Mark ran up the stairs, calling his sister’s name. He got no reply. He continued calling, searching the entire upstairs, and still not finding his sister. Finally, on the last call, he heard a faint voice call his name.
“Mark? Mark, help me!” Lindsay said, in a faint voice from somewhere in the house. Mark followed the voice until he got to what he deemed its source: the basement. If Lindsay was down there, that also meant Momma was down there with her. Mark channeled Babe Ruth, one of the greatest men he knew, to help him find his sister. He took his gun butt, swung like Babe Ruth and a baseball bat, and took the descent down into his dark basement.

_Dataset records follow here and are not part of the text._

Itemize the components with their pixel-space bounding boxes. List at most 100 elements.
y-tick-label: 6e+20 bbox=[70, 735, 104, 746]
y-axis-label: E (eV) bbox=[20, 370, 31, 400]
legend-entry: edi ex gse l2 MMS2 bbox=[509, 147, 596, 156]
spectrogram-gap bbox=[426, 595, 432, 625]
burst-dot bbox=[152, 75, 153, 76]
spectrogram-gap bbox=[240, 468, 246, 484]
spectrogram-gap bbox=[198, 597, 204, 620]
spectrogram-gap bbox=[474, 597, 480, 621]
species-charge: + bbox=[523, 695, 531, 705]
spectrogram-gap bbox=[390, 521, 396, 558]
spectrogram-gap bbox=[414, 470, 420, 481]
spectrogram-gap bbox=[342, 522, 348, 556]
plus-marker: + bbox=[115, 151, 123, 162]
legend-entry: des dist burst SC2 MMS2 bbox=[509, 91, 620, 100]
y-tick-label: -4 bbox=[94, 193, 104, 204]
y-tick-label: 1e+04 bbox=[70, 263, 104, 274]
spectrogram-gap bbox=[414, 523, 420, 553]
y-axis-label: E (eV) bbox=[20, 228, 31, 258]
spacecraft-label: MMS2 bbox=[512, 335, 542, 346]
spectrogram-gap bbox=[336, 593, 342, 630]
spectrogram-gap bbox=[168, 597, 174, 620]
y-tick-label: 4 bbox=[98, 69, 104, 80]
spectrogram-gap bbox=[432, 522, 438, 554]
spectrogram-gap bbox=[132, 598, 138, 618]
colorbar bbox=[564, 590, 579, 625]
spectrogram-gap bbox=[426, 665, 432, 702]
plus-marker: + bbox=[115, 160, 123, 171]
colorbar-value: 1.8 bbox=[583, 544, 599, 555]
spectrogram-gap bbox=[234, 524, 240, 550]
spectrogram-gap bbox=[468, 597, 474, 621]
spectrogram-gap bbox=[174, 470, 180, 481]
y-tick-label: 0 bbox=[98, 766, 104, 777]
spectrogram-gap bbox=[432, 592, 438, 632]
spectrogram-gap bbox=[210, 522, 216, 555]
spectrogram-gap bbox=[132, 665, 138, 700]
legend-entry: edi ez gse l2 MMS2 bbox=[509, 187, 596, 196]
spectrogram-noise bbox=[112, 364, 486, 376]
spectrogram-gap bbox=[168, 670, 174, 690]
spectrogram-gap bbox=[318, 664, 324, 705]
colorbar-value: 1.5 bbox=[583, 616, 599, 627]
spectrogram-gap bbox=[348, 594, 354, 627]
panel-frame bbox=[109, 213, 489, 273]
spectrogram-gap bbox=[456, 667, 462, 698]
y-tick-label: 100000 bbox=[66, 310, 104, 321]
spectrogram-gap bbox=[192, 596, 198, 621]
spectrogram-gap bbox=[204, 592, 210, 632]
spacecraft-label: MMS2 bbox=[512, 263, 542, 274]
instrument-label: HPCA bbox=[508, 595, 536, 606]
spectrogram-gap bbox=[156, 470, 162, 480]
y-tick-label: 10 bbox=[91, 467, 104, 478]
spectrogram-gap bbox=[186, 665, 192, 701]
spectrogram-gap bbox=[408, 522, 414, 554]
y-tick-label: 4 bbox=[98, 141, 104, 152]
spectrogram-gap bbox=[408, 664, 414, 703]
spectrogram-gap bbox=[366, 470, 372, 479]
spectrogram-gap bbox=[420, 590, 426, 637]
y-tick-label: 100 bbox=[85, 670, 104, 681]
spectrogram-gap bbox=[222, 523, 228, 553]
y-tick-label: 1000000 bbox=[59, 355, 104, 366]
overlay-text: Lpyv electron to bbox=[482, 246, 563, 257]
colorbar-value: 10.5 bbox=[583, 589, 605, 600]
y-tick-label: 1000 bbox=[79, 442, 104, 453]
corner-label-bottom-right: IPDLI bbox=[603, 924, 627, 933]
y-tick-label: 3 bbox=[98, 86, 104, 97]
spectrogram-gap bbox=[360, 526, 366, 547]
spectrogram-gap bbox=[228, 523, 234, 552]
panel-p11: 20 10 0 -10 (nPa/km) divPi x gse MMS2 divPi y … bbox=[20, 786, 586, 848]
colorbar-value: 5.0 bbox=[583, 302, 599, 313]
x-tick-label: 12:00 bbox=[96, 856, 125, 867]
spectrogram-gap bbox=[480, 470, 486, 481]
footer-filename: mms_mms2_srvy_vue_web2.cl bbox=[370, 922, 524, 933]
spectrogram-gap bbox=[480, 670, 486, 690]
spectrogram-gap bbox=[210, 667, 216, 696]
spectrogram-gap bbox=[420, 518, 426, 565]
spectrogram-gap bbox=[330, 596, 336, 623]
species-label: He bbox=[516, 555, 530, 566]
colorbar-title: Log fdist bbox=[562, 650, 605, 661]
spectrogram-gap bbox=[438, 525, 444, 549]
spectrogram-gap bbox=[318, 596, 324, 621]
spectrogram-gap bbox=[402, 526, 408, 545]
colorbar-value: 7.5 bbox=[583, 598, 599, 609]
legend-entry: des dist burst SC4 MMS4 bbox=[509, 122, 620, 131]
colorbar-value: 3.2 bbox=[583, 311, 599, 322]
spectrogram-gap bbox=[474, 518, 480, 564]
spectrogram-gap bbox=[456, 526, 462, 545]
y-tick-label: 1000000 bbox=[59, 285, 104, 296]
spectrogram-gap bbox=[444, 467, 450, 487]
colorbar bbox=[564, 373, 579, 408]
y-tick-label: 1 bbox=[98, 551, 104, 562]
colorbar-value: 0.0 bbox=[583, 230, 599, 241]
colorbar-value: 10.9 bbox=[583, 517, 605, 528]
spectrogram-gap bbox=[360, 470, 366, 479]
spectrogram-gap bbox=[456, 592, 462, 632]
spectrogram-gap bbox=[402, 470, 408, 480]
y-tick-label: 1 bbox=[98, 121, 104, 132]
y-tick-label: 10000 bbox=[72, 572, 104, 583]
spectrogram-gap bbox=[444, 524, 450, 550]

It smelt of must. A fly was buzzing somewhere, but Mark couldn’t tell where. He took another step, but the sound of his boot on the concrete made his Momma groan…and his sister scream. Mark ran towards the back room, where he kept Momma, and braced himself. Something bad was about to happen, he could feel it. Mark kicked open the door and swung.
The butt connected with something, and Mark found it to be not his mother. Instead, he found his father, now crawling thanks to Mark’s mighty swing, groaning and dripping blood from his bald head. Lindsay was huddled in a corner, crying and screaming for her brother. Mark, however, was lost in a different world.
“Poppa?” Mark whispered. How long had his father been down here? When had he gotten in? How had he gotten in? And where was Momma? Mark’s head filled with these questions as he stood there. He did not see his beloved Momma coming up behind him.
“Mark!” Lindsay screamed, and Mark swung his mightiest swing at his Momma. It connected, and she fell. Mark moved and his Momma fell to the ground next to his Poppa. Poppa wasn’t movin’, she wasn’t either. They were dead, Mark knew, but they were alive somewhere nice. They didn’t do no harm to anyone, so Mark remembered what the Reverend had said: the zombies who didn’t do no killin’ or nothin’ went up to Heaven.
Mark quietly collected his sister, and they stood, hand in hand, and remembered their parents as they were before the zombies attacked: funny, intelligent, and loving. Lindsay cried for a minute, but Mark calmed her down. Mark led his sister up the stairs and to the main floor of their house. Mark stood and looked around at his family memories.
“Is there anything you wanna get before we go? We probably won’t be comin’ back for a while.”
Lindsay stood there and thought for a moment, and then quietly walked over to the table in the living room and picked up a picture of their family: Mark, Momma, Lindsay, and Poppa together at a park. She looked at it and smiled a little.
“I like this one, Mark. We’re all together and nobody’s a monster.” she said.
Mark smiled and told his sister he liked it too. Then he grabbed her hand, put his gun butt in his other hand, and walked to the door. Babe Ruth was about to verse the zombies. And Mark knew deep down that Babe Ruth wasn’t only a good baseball player, but he was a hero too. Mark was hoping he and his sister would be called heroes one day as he unlocked and opened the door.